This list describes how aggregates are handled by the serializer.
- cons:
Cons is simply stored as a cons record containing two nested
elements. Linear lists are not treated specially (i.e. no cdr-coding)
by the serializer.
- array:
Arrays are stored as sequences of nested, serialized elements.
The array parameters are also stored so that arrays with fill
pointers, adjustable arrays can be stored and reconstructed. The only
arrays that cannot be reproduced are displaced arrays, which are
copied by value and reconstructed as standard arrays during
deserialization.
- hash-table:
Hash tables are stored as a sequence of key-value pairs, where
the key and value can be any serializable value. On deserialization,
the reconstructed key and value quantities are written incrementally
into the hash table. The hash table does remember it's test, rehash
size and threshold and it's total count. The final size of the new
hash table is set to
(* (/ size reshash-threshold) rehash-size)
.
- struct:
Structure objects are serialized using the metaprotocol. Each
slot where the value is bound is serialized by serializing the slot
name and the value in sequence. The underlying lisp must support the
struct-constructor
method so that a new, empty instance of the
structure can be created and then populated by the stored keys and
values.
- object:
Instances of subclasses of standard-object are stored almost
identically to structs. The type of the object is stored and the
object slots with bound values are serialized as slotname-value pairs.

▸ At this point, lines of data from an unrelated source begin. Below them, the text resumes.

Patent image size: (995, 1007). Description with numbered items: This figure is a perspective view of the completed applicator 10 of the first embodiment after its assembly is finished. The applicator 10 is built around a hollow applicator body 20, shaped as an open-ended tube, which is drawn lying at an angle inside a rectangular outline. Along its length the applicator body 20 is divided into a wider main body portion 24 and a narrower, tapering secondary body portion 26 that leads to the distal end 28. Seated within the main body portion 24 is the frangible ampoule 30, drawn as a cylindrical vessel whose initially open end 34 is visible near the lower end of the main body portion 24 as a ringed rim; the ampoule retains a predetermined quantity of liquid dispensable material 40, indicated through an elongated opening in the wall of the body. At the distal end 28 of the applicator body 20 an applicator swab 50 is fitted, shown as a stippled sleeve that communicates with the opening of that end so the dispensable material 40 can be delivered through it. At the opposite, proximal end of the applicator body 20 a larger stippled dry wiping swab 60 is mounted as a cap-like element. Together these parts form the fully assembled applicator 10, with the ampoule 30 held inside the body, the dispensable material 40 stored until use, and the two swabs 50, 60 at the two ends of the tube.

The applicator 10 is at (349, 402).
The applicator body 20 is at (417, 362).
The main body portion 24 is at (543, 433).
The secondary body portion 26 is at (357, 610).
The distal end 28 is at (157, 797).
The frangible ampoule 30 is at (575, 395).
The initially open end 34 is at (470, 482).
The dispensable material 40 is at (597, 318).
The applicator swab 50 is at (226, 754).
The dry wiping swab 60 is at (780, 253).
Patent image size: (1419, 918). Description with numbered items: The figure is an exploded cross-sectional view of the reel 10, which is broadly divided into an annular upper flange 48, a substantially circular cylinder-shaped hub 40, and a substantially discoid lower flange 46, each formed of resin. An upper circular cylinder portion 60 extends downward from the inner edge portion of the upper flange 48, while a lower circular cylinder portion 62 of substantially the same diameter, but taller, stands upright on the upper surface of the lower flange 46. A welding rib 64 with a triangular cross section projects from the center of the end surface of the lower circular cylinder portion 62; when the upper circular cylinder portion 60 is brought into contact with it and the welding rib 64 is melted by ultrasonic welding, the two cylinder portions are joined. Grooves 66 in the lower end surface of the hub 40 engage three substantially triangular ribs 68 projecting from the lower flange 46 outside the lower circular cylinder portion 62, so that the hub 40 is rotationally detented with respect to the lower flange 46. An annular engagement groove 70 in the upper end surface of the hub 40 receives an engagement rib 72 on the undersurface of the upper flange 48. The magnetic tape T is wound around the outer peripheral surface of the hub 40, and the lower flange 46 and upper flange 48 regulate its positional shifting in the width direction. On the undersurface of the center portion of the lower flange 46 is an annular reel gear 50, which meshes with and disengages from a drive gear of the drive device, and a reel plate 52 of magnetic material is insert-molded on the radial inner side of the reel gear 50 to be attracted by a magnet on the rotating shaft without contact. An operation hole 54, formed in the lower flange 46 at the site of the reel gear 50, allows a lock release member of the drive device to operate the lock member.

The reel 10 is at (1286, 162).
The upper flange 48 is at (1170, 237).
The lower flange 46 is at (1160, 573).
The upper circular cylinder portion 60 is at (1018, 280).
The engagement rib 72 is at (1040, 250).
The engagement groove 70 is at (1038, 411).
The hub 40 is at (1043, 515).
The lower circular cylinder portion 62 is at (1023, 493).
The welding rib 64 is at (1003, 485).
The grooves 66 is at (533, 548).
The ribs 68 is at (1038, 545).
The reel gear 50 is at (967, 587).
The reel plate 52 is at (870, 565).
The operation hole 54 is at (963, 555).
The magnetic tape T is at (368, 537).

To read an object of this type, the lisp image must have the class
defined and it must have at least the slots that are stored on disk.
There is no good method for schema evolution (redefining objects to
have less slots) of ordinary classes.
One final strategic consideration is to whether you plan on sharing the binary
database between machines or between different lisp platforms on the
same machine. This is almost possible today, but there are some
restrictions. In the section Repository Migration and Upgrade
we will discuss possible ways of migrating an existing database across
platforms and lisps.